TL;DR
Unit-testing async code in Go? Drop in a mock that just closes a sync.WaitGroup, then wrap the wait in a select with time.After. If the goroutine never returns, the test fails quickly instead of hanging your CI.
Your function fires a goroutine — maybe it pushes to Kafka or hits an API. In a test you don’t care about the payload; you care that the goroutine actually ran. And if it deadlocks, you want to know fast.
package main
import (
"sync"
"testing"
"time"
)
type Actor interface {
Perform()
}
func Cinema(a Actor) {
go a.Perform()
}
type mockActor struct{ wg *sync.WaitGroup }
func (m mockActor) Perform() {
m.wg.Done()
}
func TestCinema(t *testing.T) {
var wg sync.WaitGroup
wg.Add(1)
Cinema(mockActor{wg: &wg})
done := make(chan struct{})
go func() {
defer close(done)
wg.Wait()
}()
select {
case <-done:
case <-time.After(500 * time.Millisecond):
t.Fatalf("timeout: Perform did not finish in 500 ms")
}
}
What’s happening
Bump the WaitGroup, call the code under test.
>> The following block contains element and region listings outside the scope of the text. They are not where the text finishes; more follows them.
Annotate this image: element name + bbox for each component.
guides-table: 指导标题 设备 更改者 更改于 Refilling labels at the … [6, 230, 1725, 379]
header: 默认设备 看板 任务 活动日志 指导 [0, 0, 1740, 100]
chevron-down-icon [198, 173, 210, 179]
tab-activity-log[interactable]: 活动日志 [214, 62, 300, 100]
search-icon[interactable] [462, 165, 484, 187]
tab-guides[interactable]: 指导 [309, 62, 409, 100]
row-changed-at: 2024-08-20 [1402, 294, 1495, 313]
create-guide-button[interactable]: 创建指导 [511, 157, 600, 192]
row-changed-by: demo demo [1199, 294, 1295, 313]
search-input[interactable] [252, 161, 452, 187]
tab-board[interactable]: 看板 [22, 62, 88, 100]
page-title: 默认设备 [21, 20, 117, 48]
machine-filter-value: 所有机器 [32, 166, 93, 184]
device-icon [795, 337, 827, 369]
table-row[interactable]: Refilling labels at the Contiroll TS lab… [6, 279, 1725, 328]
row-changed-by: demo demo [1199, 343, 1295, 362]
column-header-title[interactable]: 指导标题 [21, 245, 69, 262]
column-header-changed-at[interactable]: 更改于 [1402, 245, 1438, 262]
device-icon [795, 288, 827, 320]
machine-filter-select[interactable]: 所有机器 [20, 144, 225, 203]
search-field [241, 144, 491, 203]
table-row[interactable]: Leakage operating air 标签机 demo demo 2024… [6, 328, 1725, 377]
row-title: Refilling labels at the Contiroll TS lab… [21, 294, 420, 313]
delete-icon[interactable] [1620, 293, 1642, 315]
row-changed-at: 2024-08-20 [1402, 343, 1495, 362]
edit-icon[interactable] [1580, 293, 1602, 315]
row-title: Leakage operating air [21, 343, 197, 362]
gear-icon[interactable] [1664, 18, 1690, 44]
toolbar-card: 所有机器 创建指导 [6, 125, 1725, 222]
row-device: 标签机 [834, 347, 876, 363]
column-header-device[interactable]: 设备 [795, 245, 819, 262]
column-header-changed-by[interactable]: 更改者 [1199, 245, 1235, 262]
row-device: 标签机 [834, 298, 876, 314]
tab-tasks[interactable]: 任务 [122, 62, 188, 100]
The mock fires inside the goroutine and calls wg.Done()—proof the path was hit.
A helper goroutine converts wg.Wait() into a channel you can watch in a select.
If the deadline expires first, the test explodes instead of blocking your pipeline.
For quick unit tests, this WaitGroup-plus-timeout trick hits the sweet spot.